Musicalement, il y a comme une évidence transposée à l’oreille des ailes des violons (Girolamo Bottiglieri, Juan Roque Alsina) planant sur déploiement argenté du bandonéon de William Sabatier qui auréole de grâce lumineuse le chant intime si tendre de la soprano Mariana Flores et du baryton Diego Valentín Flores arpégé, piqué, contrepointé par la délicatesse des cordes pincées autant du théorbe, de la guitare baroque et électrique par le même Quito Gato que de la harpe (Marie Bournisien), du clavecin, de l’épinette et de l’orgue du continuo (Leonardo García Alarcón, plus piano), la viole de gambe (François Joubert-Caillet) et la contrebasse (Romain Lecuyer) assurant leur sombre couleur de miel à la plainte rauque du cornet à bouquin de Gustavo Gargiulo. Ce sont des arrangements d’une grande finesse : la « Sinfonia » de l’Orfeo est une véritable recréation ; « Dormo ancora », tiré du Ritorno d’Ulisse in patria , presque à mi-voix par le baryton est poétiquement vaporeux, onirique, le bandonéon s’y étire voluptueusement avec d’étranges couleurs entre sommeil et réveil, dans la nébulosité du rêve.

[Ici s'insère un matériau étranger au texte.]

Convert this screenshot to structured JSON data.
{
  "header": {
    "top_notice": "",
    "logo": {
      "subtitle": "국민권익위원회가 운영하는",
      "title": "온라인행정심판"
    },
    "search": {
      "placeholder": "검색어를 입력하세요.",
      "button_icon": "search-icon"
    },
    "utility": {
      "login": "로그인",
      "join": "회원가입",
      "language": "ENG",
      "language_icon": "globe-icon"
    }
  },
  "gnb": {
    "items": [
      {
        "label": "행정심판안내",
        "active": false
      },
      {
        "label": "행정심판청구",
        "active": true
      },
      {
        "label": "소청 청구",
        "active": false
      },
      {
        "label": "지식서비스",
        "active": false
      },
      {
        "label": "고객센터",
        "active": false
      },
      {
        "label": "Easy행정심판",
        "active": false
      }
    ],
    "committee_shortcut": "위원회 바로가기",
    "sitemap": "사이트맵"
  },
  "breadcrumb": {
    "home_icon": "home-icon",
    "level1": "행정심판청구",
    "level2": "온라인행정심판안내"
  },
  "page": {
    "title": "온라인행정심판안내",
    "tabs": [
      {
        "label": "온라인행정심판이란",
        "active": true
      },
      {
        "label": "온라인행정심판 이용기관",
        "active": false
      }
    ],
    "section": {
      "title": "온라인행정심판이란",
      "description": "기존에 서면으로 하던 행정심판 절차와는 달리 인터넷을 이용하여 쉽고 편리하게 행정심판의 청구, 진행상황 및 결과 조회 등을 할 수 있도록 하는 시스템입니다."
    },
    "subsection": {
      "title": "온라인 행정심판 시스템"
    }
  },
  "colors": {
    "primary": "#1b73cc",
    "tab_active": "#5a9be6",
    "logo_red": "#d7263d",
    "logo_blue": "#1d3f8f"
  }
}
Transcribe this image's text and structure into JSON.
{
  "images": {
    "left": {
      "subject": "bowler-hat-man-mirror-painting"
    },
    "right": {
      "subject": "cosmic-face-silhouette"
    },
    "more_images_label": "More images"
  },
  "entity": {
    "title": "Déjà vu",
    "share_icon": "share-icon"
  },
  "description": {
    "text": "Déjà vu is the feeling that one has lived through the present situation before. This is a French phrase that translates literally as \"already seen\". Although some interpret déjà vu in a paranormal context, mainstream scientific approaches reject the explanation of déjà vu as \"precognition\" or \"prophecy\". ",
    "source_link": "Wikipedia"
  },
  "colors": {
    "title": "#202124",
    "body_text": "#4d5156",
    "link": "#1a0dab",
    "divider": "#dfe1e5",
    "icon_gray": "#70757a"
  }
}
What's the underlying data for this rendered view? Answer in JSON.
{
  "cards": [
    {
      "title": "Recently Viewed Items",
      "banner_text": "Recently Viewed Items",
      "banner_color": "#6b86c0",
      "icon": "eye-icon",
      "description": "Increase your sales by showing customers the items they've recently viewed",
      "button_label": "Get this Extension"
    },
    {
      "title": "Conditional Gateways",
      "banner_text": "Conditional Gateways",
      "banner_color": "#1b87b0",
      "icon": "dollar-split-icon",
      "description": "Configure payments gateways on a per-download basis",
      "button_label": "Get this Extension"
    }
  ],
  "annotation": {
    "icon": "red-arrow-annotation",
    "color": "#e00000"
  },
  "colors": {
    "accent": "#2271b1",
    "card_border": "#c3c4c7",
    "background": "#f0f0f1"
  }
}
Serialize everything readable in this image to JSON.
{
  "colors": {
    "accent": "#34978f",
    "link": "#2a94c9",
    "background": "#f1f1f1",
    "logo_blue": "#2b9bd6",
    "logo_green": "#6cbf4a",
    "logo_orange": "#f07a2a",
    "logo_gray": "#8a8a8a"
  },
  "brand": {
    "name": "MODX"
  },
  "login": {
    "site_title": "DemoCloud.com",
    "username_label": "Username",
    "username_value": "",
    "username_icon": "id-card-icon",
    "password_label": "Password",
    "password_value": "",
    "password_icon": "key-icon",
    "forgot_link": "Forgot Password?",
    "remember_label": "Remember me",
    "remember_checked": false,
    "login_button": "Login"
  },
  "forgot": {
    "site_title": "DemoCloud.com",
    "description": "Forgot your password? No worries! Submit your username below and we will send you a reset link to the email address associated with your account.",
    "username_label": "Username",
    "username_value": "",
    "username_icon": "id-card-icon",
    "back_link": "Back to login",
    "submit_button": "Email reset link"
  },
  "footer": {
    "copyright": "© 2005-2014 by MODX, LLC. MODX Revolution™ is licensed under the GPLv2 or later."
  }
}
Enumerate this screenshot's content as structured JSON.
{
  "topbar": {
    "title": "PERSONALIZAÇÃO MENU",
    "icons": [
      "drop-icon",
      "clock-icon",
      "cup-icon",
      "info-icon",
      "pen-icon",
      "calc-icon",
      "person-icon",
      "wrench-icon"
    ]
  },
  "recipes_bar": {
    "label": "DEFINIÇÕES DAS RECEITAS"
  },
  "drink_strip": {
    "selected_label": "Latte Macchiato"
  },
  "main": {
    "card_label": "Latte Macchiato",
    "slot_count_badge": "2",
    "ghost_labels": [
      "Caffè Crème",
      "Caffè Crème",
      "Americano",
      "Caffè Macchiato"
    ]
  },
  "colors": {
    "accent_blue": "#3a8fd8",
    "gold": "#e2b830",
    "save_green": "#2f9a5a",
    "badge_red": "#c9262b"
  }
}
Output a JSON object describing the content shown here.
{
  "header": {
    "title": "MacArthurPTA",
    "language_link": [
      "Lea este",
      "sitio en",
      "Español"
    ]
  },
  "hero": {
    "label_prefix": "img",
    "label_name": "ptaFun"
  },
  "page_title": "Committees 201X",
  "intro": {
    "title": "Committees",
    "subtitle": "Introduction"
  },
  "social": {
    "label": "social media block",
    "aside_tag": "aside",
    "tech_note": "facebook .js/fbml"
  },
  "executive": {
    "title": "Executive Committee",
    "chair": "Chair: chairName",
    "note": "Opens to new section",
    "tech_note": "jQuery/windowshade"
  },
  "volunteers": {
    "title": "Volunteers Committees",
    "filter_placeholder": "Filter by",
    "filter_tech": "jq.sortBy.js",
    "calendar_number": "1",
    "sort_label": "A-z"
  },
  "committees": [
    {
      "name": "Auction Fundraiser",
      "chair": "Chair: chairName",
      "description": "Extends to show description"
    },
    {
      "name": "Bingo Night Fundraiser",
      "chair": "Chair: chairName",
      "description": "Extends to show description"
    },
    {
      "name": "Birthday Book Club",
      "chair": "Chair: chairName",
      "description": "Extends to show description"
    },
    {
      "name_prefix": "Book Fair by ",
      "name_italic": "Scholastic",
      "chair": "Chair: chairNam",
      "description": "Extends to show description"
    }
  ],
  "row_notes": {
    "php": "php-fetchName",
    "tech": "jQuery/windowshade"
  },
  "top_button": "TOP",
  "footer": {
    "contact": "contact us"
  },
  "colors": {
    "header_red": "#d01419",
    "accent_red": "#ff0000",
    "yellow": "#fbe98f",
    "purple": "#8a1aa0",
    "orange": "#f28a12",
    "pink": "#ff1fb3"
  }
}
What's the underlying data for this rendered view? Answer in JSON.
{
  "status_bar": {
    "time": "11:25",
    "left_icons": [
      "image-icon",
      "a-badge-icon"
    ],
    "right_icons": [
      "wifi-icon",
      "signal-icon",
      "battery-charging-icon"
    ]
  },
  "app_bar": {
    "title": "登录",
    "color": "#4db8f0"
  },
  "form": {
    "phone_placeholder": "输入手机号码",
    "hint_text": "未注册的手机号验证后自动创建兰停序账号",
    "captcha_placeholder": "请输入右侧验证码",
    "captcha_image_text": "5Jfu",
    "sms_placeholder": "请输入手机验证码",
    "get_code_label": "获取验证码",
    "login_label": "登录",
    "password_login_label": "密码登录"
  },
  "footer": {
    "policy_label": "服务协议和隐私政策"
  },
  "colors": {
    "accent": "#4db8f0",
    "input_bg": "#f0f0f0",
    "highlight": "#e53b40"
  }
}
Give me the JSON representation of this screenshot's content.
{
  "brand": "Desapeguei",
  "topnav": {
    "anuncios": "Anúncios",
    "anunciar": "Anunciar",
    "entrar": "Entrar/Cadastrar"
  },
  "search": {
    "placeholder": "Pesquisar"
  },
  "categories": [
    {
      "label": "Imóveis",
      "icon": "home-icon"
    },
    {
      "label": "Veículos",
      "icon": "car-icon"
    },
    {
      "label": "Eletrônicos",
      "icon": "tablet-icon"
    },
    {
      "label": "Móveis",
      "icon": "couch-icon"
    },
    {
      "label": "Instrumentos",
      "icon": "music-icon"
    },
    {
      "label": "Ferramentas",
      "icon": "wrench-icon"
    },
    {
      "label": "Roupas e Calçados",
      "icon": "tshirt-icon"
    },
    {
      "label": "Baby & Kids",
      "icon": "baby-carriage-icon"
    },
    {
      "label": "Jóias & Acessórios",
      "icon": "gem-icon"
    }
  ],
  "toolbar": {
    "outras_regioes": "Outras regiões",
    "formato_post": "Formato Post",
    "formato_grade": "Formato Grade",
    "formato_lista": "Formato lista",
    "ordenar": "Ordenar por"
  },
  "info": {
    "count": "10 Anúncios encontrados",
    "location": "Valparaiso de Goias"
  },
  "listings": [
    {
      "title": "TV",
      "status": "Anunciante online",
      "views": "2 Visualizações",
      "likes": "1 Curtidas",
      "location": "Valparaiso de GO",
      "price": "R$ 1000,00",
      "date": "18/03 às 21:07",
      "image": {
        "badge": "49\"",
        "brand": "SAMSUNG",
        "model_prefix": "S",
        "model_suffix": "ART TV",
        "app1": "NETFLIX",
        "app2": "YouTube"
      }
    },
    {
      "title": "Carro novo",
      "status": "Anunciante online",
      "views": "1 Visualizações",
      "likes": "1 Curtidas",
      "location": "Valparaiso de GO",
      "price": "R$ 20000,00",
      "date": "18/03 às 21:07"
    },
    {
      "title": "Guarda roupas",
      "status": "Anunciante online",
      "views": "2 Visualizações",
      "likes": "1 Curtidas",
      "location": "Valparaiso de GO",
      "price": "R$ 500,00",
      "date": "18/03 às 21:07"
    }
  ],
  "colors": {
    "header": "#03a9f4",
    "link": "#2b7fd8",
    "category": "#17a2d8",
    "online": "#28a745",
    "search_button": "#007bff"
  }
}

Pas de solution de continuité donc entre Monteverdi à l’instrumentation élargie et ces morceaux de Piazzola, comme Muerte del ángel, de 1962, une milonga instrumentale âpre et cinglante. Chiquilín de Bachín, c’est l’évocation déchirante d’un petit gamin de Buenos Aires. Même la nuit du 6 janvier, Épiphanie pour les Français mais jour des Rois, équivalent de Noël pour les enfants du monde hispanique, pour survivre, l’enfant vend des roses dans une brasserie. Une prostituée s’attendrit de voir ce petit ange vendre ses fleurs cette nuit de fête pour les enfants :
La nuit, visage sale, /d’Angelot en blue jeans,/ Il vend des roses aux tables/ De la brasserie de Bachín. Si la lune brille sur le gril,/ il mange de la lune et du pain de suie. […] Pitchounet,/ donne-moi un brin de voix/ si je sors pour vendre/ Mes hontes en fleurs. 
Chanté magnifiquement par la soprano Mariana Flores qui illustre au mieux ce Libertango, ce tango nuevo, plus lyrique que simplement rythmique.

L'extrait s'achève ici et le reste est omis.